Benny Knox went to the door of the cell and grabbed his bars, rattling the door loudly. Even more loudly he yelled, "Policemen! Policemen! Come here and see. Now do you believe me? Now will you try to tell me I never killed nobody?"
This time they believed him.
2:45 A.M.
In his office off the kitchen of the restaurant, George Mikos paced a while, too keyed up to sit down and type, which was what he'd come here to do. Finally he sat down at the desk, took the cover off the typewriter and put fresh paper into it. He began to type:
Dear Perry:
This has been the damnedest night. If you'll forgive the cliché, hell has been popping right and left.
Yes, this is a new letter and not a continuation of the one I started to you earlier. Everything has changed so completely that it would seem silly to go on with that one. But I'll enclose it, uncompleted, with this, so you'll have the background to understand what this one is about.
It started a few minutes after eleven-thirty, when I'd just closed up and was starting to check the register. There was a phone call and a man's voice—not her husband's—asked for Ruth Fleck. She was still here, getting ready to leave. I called her to the phone but there was no one on the line when she got there.

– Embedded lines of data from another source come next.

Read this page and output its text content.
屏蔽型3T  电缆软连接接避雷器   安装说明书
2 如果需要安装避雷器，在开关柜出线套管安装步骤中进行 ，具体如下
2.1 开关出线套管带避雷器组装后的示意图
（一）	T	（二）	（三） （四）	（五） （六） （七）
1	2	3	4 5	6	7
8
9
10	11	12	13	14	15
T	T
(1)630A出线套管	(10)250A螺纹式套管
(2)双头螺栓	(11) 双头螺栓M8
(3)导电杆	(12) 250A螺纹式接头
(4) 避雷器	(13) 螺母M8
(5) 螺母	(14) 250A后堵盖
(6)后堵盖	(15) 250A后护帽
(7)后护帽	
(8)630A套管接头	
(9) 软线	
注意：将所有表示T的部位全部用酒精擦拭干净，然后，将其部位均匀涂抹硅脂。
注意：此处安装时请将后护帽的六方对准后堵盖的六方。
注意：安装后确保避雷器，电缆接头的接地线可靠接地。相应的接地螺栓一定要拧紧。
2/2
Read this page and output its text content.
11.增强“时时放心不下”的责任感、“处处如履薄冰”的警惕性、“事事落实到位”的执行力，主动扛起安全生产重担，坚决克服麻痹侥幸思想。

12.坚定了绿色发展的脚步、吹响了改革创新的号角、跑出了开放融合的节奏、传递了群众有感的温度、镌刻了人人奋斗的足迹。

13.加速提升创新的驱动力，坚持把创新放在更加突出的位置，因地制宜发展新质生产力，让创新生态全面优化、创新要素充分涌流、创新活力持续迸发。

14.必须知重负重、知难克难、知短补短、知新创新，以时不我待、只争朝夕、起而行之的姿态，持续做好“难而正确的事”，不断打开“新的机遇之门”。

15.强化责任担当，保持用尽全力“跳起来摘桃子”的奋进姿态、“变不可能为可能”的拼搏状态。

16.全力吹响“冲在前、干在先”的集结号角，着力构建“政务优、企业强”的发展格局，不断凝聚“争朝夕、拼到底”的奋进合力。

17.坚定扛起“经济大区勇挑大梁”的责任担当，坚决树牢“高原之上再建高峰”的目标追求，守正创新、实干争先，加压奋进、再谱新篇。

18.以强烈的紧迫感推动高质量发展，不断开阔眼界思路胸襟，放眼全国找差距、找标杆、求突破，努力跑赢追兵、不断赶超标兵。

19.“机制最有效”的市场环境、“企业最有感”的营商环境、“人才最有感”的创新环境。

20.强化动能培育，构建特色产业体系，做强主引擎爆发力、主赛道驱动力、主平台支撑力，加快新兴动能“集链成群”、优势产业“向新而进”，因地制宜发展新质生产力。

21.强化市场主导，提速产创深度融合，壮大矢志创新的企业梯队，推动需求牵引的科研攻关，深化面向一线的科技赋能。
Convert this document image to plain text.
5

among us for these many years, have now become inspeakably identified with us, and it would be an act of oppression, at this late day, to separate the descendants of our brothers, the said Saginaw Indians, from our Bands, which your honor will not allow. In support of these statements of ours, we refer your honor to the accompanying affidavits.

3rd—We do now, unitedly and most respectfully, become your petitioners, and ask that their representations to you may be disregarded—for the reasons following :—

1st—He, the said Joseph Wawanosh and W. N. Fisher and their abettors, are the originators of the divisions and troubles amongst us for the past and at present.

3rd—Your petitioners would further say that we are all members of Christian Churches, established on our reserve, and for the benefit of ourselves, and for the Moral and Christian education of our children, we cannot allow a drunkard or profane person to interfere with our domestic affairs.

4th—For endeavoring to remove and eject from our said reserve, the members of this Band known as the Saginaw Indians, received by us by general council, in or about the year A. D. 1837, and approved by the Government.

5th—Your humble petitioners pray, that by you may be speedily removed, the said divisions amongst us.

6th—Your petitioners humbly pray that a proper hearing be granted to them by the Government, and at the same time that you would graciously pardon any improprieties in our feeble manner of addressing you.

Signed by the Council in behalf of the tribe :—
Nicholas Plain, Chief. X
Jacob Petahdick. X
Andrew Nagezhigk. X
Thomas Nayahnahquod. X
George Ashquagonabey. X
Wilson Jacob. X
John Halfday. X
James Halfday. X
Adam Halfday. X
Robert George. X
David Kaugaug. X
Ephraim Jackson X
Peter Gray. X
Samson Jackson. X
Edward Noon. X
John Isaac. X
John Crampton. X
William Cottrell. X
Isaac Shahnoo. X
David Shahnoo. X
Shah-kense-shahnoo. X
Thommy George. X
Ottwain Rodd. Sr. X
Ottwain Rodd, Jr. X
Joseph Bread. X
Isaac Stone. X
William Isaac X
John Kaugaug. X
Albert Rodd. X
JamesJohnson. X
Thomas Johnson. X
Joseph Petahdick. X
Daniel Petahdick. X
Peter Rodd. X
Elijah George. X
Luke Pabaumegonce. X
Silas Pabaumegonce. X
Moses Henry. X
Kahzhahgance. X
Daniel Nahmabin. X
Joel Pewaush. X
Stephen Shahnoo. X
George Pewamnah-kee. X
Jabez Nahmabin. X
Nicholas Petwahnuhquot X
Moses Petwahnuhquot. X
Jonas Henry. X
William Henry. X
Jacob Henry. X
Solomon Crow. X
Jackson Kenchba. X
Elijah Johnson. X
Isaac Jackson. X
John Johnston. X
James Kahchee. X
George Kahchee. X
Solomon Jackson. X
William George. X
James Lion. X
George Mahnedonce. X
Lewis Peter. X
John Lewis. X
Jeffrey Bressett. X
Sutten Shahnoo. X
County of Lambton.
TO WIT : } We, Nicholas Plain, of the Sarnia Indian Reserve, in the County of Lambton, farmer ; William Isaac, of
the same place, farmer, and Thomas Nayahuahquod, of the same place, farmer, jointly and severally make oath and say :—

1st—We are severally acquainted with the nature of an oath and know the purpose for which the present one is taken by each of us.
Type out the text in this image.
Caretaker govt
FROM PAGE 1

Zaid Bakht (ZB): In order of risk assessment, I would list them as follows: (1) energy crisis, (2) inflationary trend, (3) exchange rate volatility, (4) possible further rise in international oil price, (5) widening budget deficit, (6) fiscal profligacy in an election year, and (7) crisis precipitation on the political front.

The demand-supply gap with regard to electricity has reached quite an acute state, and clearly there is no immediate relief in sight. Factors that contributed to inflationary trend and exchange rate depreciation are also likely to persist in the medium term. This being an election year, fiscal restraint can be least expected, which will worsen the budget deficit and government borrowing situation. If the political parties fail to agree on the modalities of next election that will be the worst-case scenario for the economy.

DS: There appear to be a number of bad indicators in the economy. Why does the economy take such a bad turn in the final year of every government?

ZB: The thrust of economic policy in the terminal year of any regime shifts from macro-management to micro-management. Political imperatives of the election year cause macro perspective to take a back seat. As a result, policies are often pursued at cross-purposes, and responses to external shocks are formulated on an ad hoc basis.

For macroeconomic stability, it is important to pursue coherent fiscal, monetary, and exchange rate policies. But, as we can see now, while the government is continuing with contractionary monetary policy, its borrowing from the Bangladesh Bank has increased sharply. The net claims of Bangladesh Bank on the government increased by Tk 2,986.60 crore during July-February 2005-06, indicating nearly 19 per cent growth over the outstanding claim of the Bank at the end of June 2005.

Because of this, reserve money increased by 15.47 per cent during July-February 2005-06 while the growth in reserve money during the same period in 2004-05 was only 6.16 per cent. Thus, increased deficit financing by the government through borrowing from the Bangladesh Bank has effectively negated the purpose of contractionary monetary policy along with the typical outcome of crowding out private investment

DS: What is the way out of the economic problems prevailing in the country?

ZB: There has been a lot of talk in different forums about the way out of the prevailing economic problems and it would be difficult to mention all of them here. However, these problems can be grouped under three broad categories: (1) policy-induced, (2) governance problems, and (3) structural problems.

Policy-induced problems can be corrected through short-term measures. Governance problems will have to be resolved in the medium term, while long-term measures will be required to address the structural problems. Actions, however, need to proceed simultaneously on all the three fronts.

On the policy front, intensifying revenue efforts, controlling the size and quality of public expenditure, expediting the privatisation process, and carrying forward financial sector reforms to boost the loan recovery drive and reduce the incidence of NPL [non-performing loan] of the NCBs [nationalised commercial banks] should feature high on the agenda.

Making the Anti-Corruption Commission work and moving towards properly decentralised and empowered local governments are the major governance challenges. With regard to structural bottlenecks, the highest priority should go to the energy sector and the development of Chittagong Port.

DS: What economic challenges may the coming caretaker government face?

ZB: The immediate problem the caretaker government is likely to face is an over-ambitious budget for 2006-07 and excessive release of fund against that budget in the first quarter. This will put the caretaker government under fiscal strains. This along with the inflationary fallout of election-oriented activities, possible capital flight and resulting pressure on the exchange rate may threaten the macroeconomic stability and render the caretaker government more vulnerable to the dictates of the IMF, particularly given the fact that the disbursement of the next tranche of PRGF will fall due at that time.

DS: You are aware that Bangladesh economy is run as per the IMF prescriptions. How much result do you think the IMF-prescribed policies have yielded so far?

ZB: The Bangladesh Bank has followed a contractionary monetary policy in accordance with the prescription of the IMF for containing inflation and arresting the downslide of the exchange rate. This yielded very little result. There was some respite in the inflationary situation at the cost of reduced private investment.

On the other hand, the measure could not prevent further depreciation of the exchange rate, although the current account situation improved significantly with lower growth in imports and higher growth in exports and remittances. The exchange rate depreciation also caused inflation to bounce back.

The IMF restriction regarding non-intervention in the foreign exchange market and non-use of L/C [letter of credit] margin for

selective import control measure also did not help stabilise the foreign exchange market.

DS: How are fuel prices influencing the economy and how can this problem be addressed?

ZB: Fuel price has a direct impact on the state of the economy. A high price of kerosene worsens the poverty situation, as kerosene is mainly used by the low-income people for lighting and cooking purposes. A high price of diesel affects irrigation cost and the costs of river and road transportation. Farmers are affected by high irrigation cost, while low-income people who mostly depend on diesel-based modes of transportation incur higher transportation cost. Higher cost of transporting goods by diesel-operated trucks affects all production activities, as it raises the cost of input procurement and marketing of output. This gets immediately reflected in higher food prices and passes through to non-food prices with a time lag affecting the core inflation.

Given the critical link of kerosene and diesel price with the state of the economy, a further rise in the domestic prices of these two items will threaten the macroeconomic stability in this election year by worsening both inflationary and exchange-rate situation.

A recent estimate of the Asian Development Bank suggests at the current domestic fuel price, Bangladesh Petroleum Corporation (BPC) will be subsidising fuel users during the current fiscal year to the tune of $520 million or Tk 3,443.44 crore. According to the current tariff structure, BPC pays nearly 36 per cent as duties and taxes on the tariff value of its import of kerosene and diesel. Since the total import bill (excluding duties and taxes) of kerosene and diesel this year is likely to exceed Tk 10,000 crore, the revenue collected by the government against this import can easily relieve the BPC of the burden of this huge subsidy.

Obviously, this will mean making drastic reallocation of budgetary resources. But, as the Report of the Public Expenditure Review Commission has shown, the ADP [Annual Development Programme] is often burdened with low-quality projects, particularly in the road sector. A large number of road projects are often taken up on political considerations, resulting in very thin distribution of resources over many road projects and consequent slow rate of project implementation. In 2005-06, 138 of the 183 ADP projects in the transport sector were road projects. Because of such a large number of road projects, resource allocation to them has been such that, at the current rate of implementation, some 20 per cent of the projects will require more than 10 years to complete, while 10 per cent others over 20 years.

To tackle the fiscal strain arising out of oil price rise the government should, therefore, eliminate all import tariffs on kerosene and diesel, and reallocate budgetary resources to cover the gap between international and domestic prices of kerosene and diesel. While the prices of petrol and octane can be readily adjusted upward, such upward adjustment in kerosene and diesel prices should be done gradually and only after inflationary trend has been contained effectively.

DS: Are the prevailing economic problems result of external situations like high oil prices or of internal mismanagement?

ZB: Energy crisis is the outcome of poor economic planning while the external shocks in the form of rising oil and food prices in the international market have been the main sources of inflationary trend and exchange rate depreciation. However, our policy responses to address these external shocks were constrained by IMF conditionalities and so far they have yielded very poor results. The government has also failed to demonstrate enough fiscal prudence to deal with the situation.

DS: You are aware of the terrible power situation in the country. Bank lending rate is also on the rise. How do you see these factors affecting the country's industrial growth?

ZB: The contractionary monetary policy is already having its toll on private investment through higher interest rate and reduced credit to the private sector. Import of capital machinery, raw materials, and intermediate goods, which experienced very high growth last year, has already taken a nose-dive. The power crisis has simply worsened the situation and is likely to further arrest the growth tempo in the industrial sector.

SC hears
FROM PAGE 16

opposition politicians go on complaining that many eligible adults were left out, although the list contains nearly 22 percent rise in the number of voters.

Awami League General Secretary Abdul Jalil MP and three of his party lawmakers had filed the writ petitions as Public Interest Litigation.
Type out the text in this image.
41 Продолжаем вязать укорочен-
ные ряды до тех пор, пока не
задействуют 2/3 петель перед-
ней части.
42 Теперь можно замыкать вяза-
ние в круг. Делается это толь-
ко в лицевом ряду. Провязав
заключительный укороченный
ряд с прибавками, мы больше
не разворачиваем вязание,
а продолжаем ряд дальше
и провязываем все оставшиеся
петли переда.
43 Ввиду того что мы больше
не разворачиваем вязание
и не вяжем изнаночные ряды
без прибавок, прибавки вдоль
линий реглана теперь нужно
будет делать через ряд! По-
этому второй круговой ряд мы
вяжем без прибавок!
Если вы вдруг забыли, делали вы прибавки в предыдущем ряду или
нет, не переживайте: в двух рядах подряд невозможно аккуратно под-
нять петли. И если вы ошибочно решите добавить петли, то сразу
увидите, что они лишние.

You can deduce what I guessed from that, when she admitted she could think of no possible reason why any man except her husband should be calling her at that time of night.
I insisted on driving her home, and I also had her wait in the car while I went up and searched her flat to make sure there wasn't a reception committee waiting for her there. (I had told her I was bringing a gun so she wouldn't worry about me doing this; actually I don't even own one.) Then I escorted her upstairs, made sure she bolted herself in, and left.